January 7th, 2018 at 11:46 AM ^

The other thing to add is the change in offensive philosophy in hiring rich rod. Going from pro style to spread was a dramatic change in recruiting philosophy in particular smaller, faster o lineman. That side of the roster was completely turned over in time for him to be fired. Hoke then had to turn the roster back to a pro set but recruited that side of the ball with extremely mixed results e.g. QB. Now Jim has to address that side of the roster and it’s going to take more than a few recruiting cycles to a) get the roster balanced b) get the personnel JH wants e.g. QB. I think it’s reasonable to assess the team at the end of the ‘19 season.

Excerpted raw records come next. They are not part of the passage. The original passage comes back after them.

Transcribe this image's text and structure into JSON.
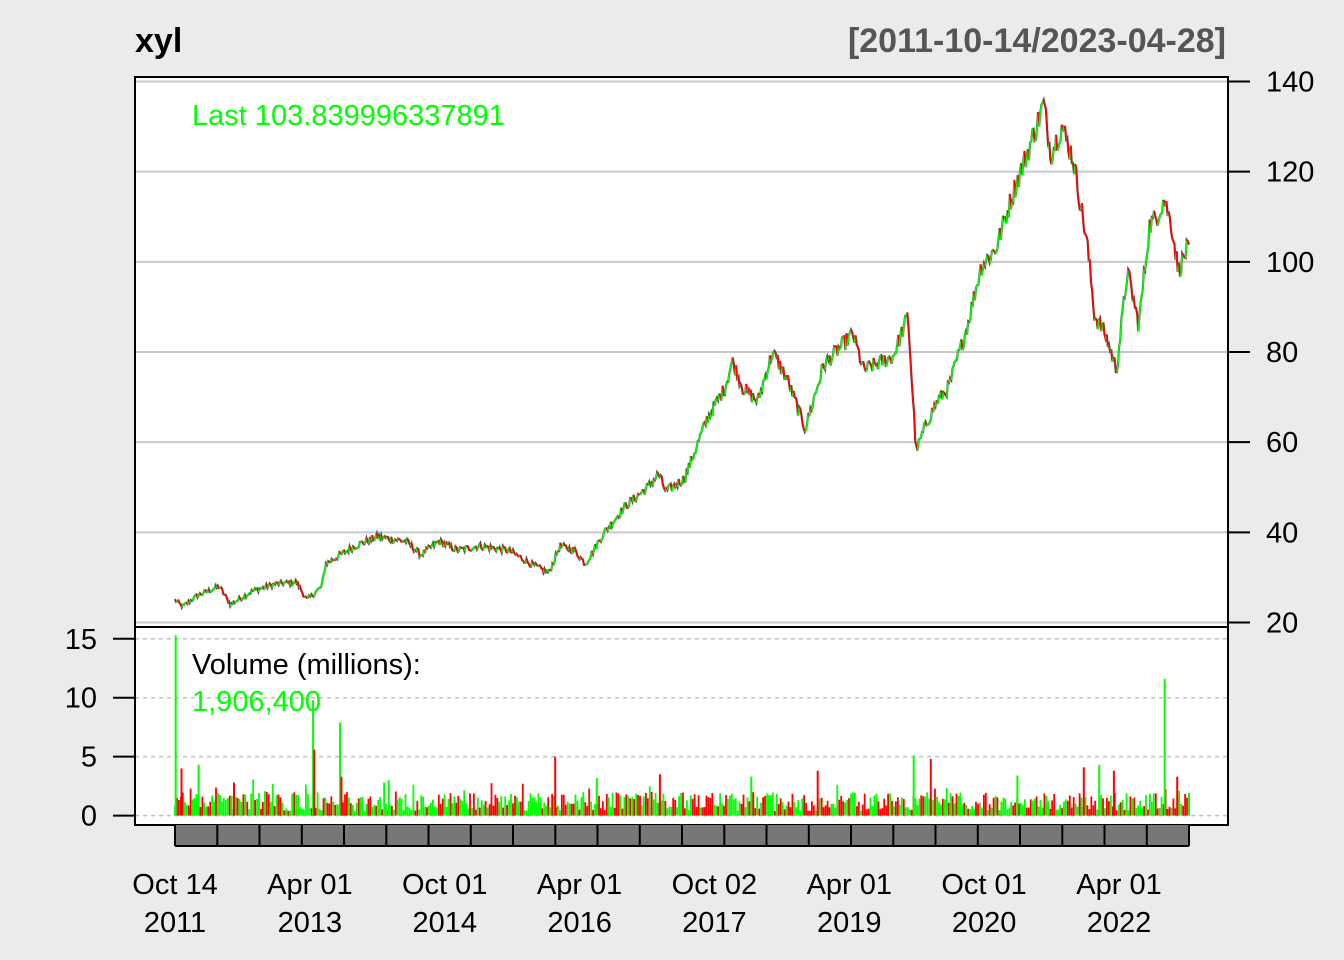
{
  "header": {
    "title": "xyl",
    "date_range": "[2011-10-14/2023-04-28]"
  },
  "price_panel": {
    "last_label": "Last 103.839996337891"
  },
  "volume_panel": {
    "label": "Volume (millions):",
    "value": "1,906,400"
  },
  "chart_data": [
    {
      "type": "line",
      "name": "price",
      "x_tick_labels": [
        [
          "Oct 14",
          "2011"
        ],
        [
          "Apr 01",
          "2013"
        ],
        [
          "Oct 01",
          "2014"
        ],
        [
          "Apr 01",
          "2016"
        ],
        [
          "Oct 02",
          "2017"
        ],
        [
          "Apr 01",
          "2019"
        ],
        [
          "Oct 01",
          "2020"
        ],
        [
          "Apr 01",
          "2022"
        ]
      ],
      "y_ticks": [
        20,
        40,
        60,
        80,
        100,
        120,
        140
      ],
      "ylim": [
        19,
        141
      ],
      "xlim": [
        "2011-10-14",
        "2023-04-28"
      ],
      "grid": true,
      "last_value": 103.839996337891,
      "colors": {
        "up": "#00ff00",
        "down": "#ff0000",
        "line": "#555555",
        "grid": "#c8c8c8",
        "background": "#ffffff"
      },
      "points": [
        [
          "2011-10-14",
          25
        ],
        [
          "2011-11-15",
          23.5
        ],
        [
          "2012-01-15",
          26
        ],
        [
          "2012-04-15",
          28
        ],
        [
          "2012-06-01",
          24
        ],
        [
          "2012-09-01",
          27
        ],
        [
          "2012-12-01",
          28.5
        ],
        [
          "2013-03-01",
          29
        ],
        [
          "2013-04-15",
          25
        ],
        [
          "2013-06-15",
          28
        ],
        [
          "2013-07-01",
          33
        ],
        [
          "2013-11-01",
          37
        ],
        [
          "2014-02-01",
          39
        ],
        [
          "2014-06-01",
          38
        ],
        [
          "2014-08-01",
          35
        ],
        [
          "2014-10-15",
          38
        ],
        [
          "2015-01-01",
          36
        ],
        [
          "2015-04-01",
          37
        ],
        [
          "2015-08-01",
          36
        ],
        [
          "2015-11-01",
          33
        ],
        [
          "2016-01-15",
          31
        ],
        [
          "2016-03-01",
          37
        ],
        [
          "2016-05-01",
          36
        ],
        [
          "2016-06-15",
          33
        ],
        [
          "2016-09-01",
          40
        ],
        [
          "2016-12-01",
          46
        ],
        [
          "2017-03-01",
          50
        ],
        [
          "2017-04-15",
          53
        ],
        [
          "2017-05-15",
          49
        ],
        [
          "2017-08-01",
          52
        ],
        [
          "2017-11-01",
          65
        ],
        [
          "2018-01-15",
          72
        ],
        [
          "2018-02-15",
          78
        ],
        [
          "2018-04-01",
          72
        ],
        [
          "2018-06-01",
          69
        ],
        [
          "2018-08-01",
          80
        ],
        [
          "2018-10-01",
          74
        ],
        [
          "2018-12-15",
          63
        ],
        [
          "2019-03-01",
          77
        ],
        [
          "2019-07-01",
          84
        ],
        [
          "2019-08-15",
          76
        ],
        [
          "2019-12-15",
          79
        ],
        [
          "2020-02-15",
          88
        ],
        [
          "2020-03-20",
          58
        ],
        [
          "2020-05-01",
          64
        ],
        [
          "2020-06-15",
          69
        ],
        [
          "2020-08-01",
          72
        ],
        [
          "2020-10-15",
          85
        ],
        [
          "2020-12-15",
          99
        ],
        [
          "2021-02-15",
          103
        ],
        [
          "2021-05-01",
          116
        ],
        [
          "2021-07-01",
          125
        ],
        [
          "2021-09-01",
          135
        ],
        [
          "2021-10-01",
          124
        ],
        [
          "2021-11-15",
          130
        ],
        [
          "2022-01-01",
          123
        ],
        [
          "2022-03-01",
          104
        ],
        [
          "2022-04-01",
          88
        ],
        [
          "2022-05-15",
          84
        ],
        [
          "2022-07-01",
          76
        ],
        [
          "2022-08-15",
          98
        ],
        [
          "2022-10-01",
          86
        ],
        [
          "2022-11-15",
          108
        ],
        [
          "2022-12-15",
          110
        ],
        [
          "2023-01-15",
          114
        ],
        [
          "2023-02-15",
          108
        ],
        [
          "2023-03-15",
          98
        ],
        [
          "2023-04-28",
          103.84
        ]
      ]
    },
    {
      "type": "bar",
      "name": "volume",
      "unit": "millions",
      "y_ticks": [
        0,
        5,
        10,
        15
      ],
      "ylim": [
        -0.8,
        16
      ],
      "grid": true,
      "last_value": 1.9064,
      "spikes": [
        [
          "2011-10-17",
          15.3
        ],
        [
          "2011-11-10",
          4.0
        ],
        [
          "2012-01-20",
          4.3
        ],
        [
          "2012-06-15",
          2.8
        ],
        [
          "2013-05-10",
          9.8
        ],
        [
          "2013-05-15",
          5.6
        ],
        [
          "2013-08-30",
          7.9
        ],
        [
          "2013-09-05",
          3.3
        ],
        [
          "2014-03-20",
          3.0
        ],
        [
          "2016-02-10",
          5.0
        ],
        [
          "2016-08-01",
          3.2
        ],
        [
          "2017-04-20",
          3.5
        ],
        [
          "2018-05-05",
          3.3
        ],
        [
          "2019-02-05",
          3.8
        ],
        [
          "2020-03-10",
          5.1
        ],
        [
          "2020-05-20",
          4.8
        ],
        [
          "2021-05-15",
          3.4
        ],
        [
          "2022-02-15",
          4.1
        ],
        [
          "2022-04-20",
          4.3
        ],
        [
          "2022-06-20",
          3.8
        ],
        [
          "2023-01-17",
          11.6
        ],
        [
          "2023-03-10",
          3.3
        ]
      ]
    }
  ]
}
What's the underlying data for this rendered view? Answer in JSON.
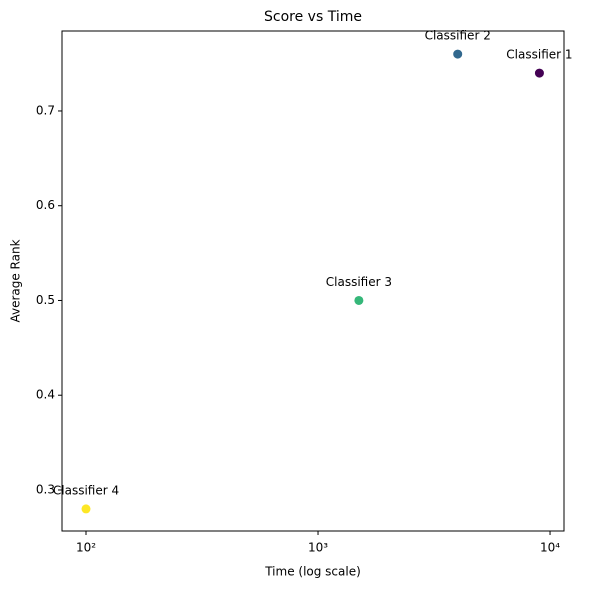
{
  "chart_data": {
    "type": "scatter",
    "title": "Score vs Time",
    "x_label": "Time (log scale)",
    "y_label": "Average Rank",
    "labels": [
      "Classifier 1",
      "Classifier 2",
      "Classifier 3",
      "Classifier 4"
    ],
    "x": [
      9000,
      4000,
      1500,
      100
    ],
    "values": [
      0.74,
      0.76,
      0.5,
      0.28
    ],
    "colors": [
      "#440154",
      "#31688e",
      "#35b779",
      "#fde725"
    ],
    "xscale": "log",
    "xlim": [
      78.8,
      11486
    ],
    "ylim": [
      0.2567,
      0.7844
    ],
    "xticks": [
      {
        "value": 100,
        "label": "10²"
      },
      {
        "value": 1000,
        "label": "10³"
      },
      {
        "value": 10000,
        "label": "10⁴"
      }
    ],
    "yticks": [
      0.3,
      0.4,
      0.5,
      0.6,
      0.7
    ],
    "grid": false
  }
}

January 9th, 2018 at 7:29 AM ^

reality bites.  M games are still great fun. i'll enjoy them as best i can and try not to look too far ahead or curse too far behind.


January 12th, 2018 at 2:40 PM ^

The problem is, this team is guaranteed to crumble under pressure.  What I think is driving fans nuts is there is NO faith that the team will rise to match the moment.  Until something happens to change that, progress cannot be expected.